Following the revision of the tariff expectations, Standard & Poor’s would need to evaluate how Eskom plans to mitigate the negative effects of the reduction in tariffs before it completes its review of the way this might affect the company’s financial profile.
Eskom keen to become financially independent
It appeared that Eskom still aimed to become financially self-sustainable and reduce its reliance on government support, Bariletti noted. However, given that tariffs under the current regulatory framework were not fully cost-reflective, it might take Eskom longer to achieve this goal.
Furthermore, Bariletti said that it was important for Nersa to consistently apply the principle of moving towards cost-reflective tariffs in the future. But the lowering of revenues would also be associated with the flexibility to review Eskom’s capital expenditure, Dames said, and could work to boost ratings agencies’ view of the reduction.
The R300-billion capital expenditure programme is funded until 2018, but a 29% shortfall remains. Dames gave assurances that this shortfall only extended to ‘uncommitted projects” — specifically, transmission and distribution infrastructure projects that would be reviewed.
Power stations Medupi, Kusile and Ingula were fully funded, he said.
Dames denied that the power utility was effectively shutting South Africa down for business through its call for a mandatory power conservation programme.
‘Going through load shedding will be more harmful to the economy than making sure customers have control in their hands. There are companies that have invested in energy efficiency, brought down demand and maintained their output levels,” he said, adding that a 10% saving was ‘more than possible”.
Demand assumptions were critical to Eskom’s ability to achieve the reduced tariff increases, said Dames.
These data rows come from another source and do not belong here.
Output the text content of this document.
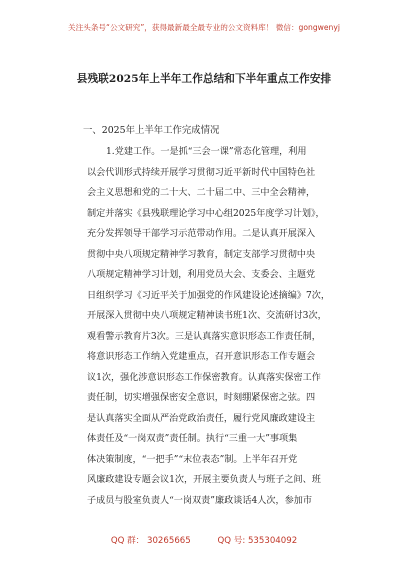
关注头条号“公文研究”，获得最新最全最专业的公文资料库！ 微信：gongwenyj
县残联2025年上半年工作总结和下半年重点工作安排
一、2025年上半年工作完成情况
1.党建工作。一是抓“三会一课”常态化管理，利用
以会代训形式持续开展学习贯彻习近平新时代中国特色社
会主义思想和党的二十大、二十届二中、三中全会精神，
制定并落实《县残联理论学习中心组2025年度学习计划》，
充分发挥领导干部学习示范带动作用。二是认真开展深入
贯彻中央八项规定精神学习教育，制定支部学习贯彻中央
八项规定精神学习计划，利用党员大会、支委会、主题党
日组织学习《习近平关于加强党的作风建设论述摘编》7次，
开展深入贯彻中央八项规定精神读书班1次、交流研讨3次，
观看警示教育片3次。三是认真落实意识形态工作责任制，
将意识形态工作纳入党建重点，召开意识形态工作专题会
议1次，强化涉意识形态工作保密教育。认真落实保密工作
责任制，切实增强保密安全意识，时刻绷紧保密之弦。四
是认真落实全面从严治党政治责任，履行党风廉政建设主
体责任及“一岗双责”责任制。执行“三重一大”事项集
体决策制度，“一把手”“末位表态”制。上半年召开党
风廉政建设专题会议1次，开展主要负责人与班子之间、班
子成员与股室负责人“一岗双责”廉政谈话4人次，参加市
QQ 群： 30265665	QQ 号: 535304092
‘The power system is still constrained. [The lower increases] should not be seen as a reason to not use electricity efficiently.”
With the reductions came ‘a clear pact” to continue conserving power and ensure that the benefits were fed through to consumers. Municipalities would be critical in this respect, he said.
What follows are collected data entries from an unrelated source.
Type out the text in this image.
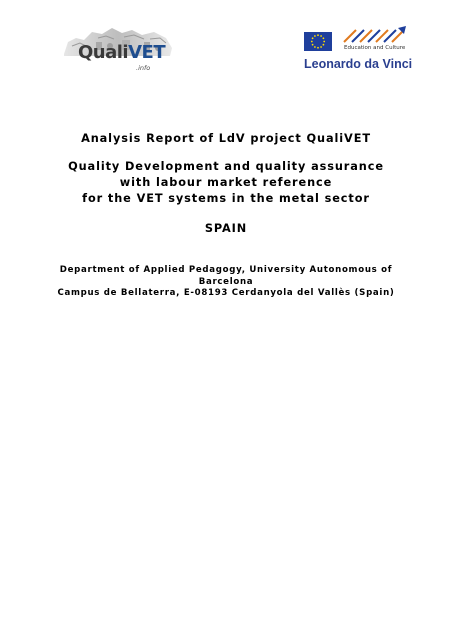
QualiVET
.info
Education and Culture
Leonardo da Vinci
Analysis Report of LdV project QualiVET
Quality Development and quality assurance
with labour market reference
for the VET systems in the metal sector
SPAIN
Department of Applied Pedagogy, University Autonomous of
Barcelona
Campus de Bellaterra, E-08193 Cerdanyola del Vallès (Spain)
Energy regulator suggests an electricity tariff cap
Nersa recommended last Friday that municipal increases on electricity tariffs should be capped at 13%. Over the last two years the increases in municipal tariffs had contributed significantly to the strain on consumers as electricity levies funded other municipal services.
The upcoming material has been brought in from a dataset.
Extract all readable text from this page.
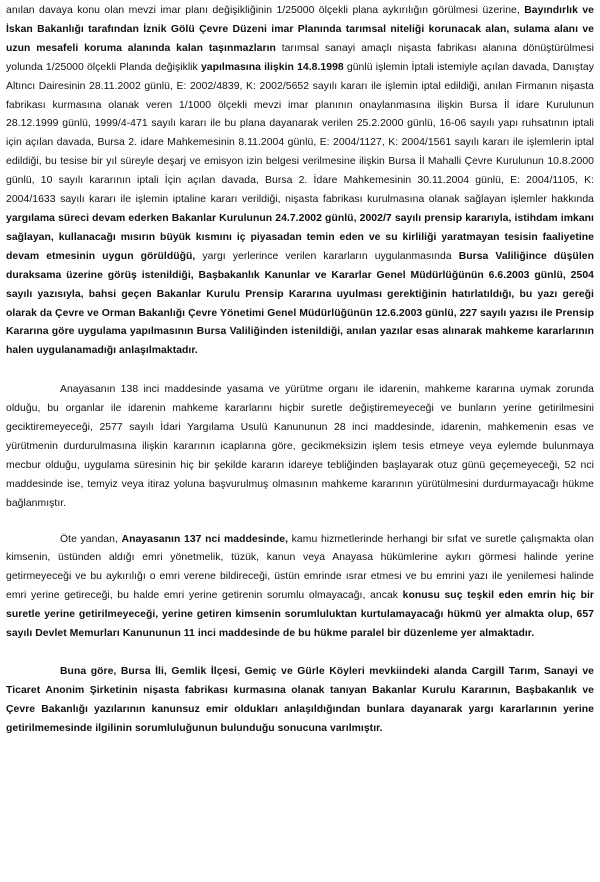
anılan davaya konu olan mevzi imar planı değişikliğinin 1/25000 ölçekli plana aykırılığın görülmesi üzerine, Bayındırlık ve İskan Bakanlığı tarafından İznik Gölü Çevre Düzeni imar Planında tarımsal niteliği korunacak alan, sulama alanı ve uzun mesafeli koruma alanında kalan taşınmazların tarımsal sanayi amaçlı nişasta fabrikası alanına dönüştürülmesi yolunda 1/25000 ölçekli Planda değişiklik yapılmasına ilişkin 14.8.1998 günlü işlemin İptali istemiyle açılan davada, Danıştay Altıncı Dairesinin 28.11.2002 günlü, E: 2002/4839, K: 2002/5652 sayılı kararı ile işlemin iptal edildiği, anılan Firmanın nişasta fabrikası kurmasına olanak veren 1/1000 ölçekli mevzi imar planının onaylanmasına ilişkin Bursa İl idare Kurulunun 28.12.1999 günlü, 1999/4-471 sayılı kararı ile bu plana dayanarak verilen 25.2.2000 günlü, 16-06 sayılı yapı ruhsatının iptali için açılan davada, Bursa 2. idare Mahkemesinin 8.11.2004 günlü, E: 2004/1127, K: 2004/1561 sayılı kararı ile işlemlerin iptal edildiği, bu tesise bir yıl süreyle deşarj ve emisyon izin belgesi verilmesine ilişkin Bursa İl Mahalli Çevre Kurulunun 10.8.2000 günlü, 10 sayılı kararının iptali İçin açılan davada, Bursa 2. İdare Mahkemesinin 30.11.2004 günlü, E: 2004/1105, K: 2004/1633 sayılı kararı ile işlemin iptaline kararı verildiği, nişasta fabrikası kurulmasına olanak sağlayan işlemler hakkında yargılama süreci devam ederken Bakanlar Kurulunun 24.7.2002 günlü, 2002/7 sayılı prensip kararıyla, istihdam imkanı sağlayan, kullanacağı mısırın büyük kısmını iç piyasadan temin eden ve su kirliliği yaratmayan tesisin faaliyetine devam etmesinin uygun görüldüğü, yargı yerlerince verilen kararların uygulanmasında Bursa Valiliğince düşülen duraksama üzerine görüş istenildiği, Başbakanlık Kanunlar ve Kararlar Genel Müdürlüğünün 6.6.2003 günlü, 2504 sayılı yazısıyla, bahsi geçen Bakanlar Kurulu Prensip Kararına uyulması gerektiğinin hatırlatıldığı, bu yazı gereği olarak da Çevre ve Orman Bakanlığı Çevre Yönetimi Genel Müdürlüğünün 12.6.2003 günlü, 227 sayılı yazısı ile Prensip Kararına göre uygulama yapılmasının Bursa Valiliğinden istenildiği, anılan yazılar esas alınarak mahkeme kararlarının halen uygulanamadığı anlaşılmaktadır.

Anayasanın 138 inci maddesinde yasama ve yürütme organı ile idarenin, mahkeme kararına uymak zorunda olduğu, bu organlar ile idarenin mahkeme kararlarını hiçbir suretle değiştiremeyeceği ve bunların yerine getirilmesini geciktiremeyeceği, 2577 sayılı İdari Yargılama Usulü Kanununun 28 inci maddesinde, idarenin, mahkemenin esas ve yürütmenin durdurulmasına ilişkin kararının icaplarına göre, gecikmeksizin işlem tesis etmeye veya eylemde bulunmaya mecbur olduğu, uygulama süresinin hiç bir şekilde kararın idareye tebliğinden başlayarak otuz günü geçemeyeceği, 52 nci maddesinde ise, temyiz veya itiraz yoluna başvurulmuş olmasının mahkeme kararının yürütülmesini durdurmayacağı hükme bağlanmıştır.

Öte yandan, Anayasanın 137 nci maddesinde, kamu hizmetlerinde herhangi bir sıfat ve suretle çalışmakta olan kimsenin, üstünden aldığı emri yönetmelik, tüzük, kanun veya Anayasa hükümlerine aykırı görmesi halinde yerine getirmeyeceği ve bu aykırılığı o emri verene bildireceği, üstün emrinde ısrar etmesi ve bu emrini yazı ile yenilemesi halinde emri yerine getireceği, bu halde emri yerine getirenin sorumlu olmayacağı, ancak konusu suç teşkil eden emrin hiç bir suretle yerine getirilmeyeceği, yerine getiren kimsenin sorumluluktan kurtulamayacağı hükmü yer almakta olup, 657 sayılı Devlet Memurları Kanununun 11 inci maddesinde de bu hükme paralel bir düzenleme yer almaktadır.

Buna göre, Bursa İli, Gemlik İlçesi, Gemiç ve Gürle Köyleri mevkiindeki alanda Cargill Tarım, Sanayi ve Ticaret Anonim Şirketinin nişasta fabrikası kurmasına olanak tanıyan Bakanlar Kurulu Kararının, Başbakanlık ve Çevre Bakanlığı yazılarının kanunsuz emir oldukları anlaşıldığından bunlara dayanarak yargı kararlarının yerine getirilmemesinde ilgilinin sorumluluğunun bulunduğu sonucuna varılmıştır.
Eskom has held discussions with the South African Local Government Association on the matter and Minister of Public Enterprises Malusi Gigaba has also spoken to his Cabinet colleagues.
Eskom has secured 80% of its coal supplies until 2018. Thereafter, new mines will be needed to supply Eskom and new contracts must be negotiated. Critically, 30% of its coal is supplied on short- to medium-term contracts.
Eskom was concerned about supplies after 2018 and it was a policy issue that had to be addressed, Dames said. Until then, Eskom would work with the mining industry to manage the interrelation of coal quality, volume and costs.
Ultimately, however, this was just a stay of execution. Electricity prices would go up and the only question was how this would happen and the rate at which they would increase.
Dames said much depended now on the choices South Africa made in terms of electricity supply options, most of which were outlined in the integrated resource plan of 2010.
‘Look at IRP 2010 and look at the price path required in real terms to be able to make those choices — whether Eskom does it or somebody else does it,” Dames said.
‘The only question we are left with as a country is how quickly we move towards that. If we want nuclear and we want renewables, somebody is going to have to pay for that.”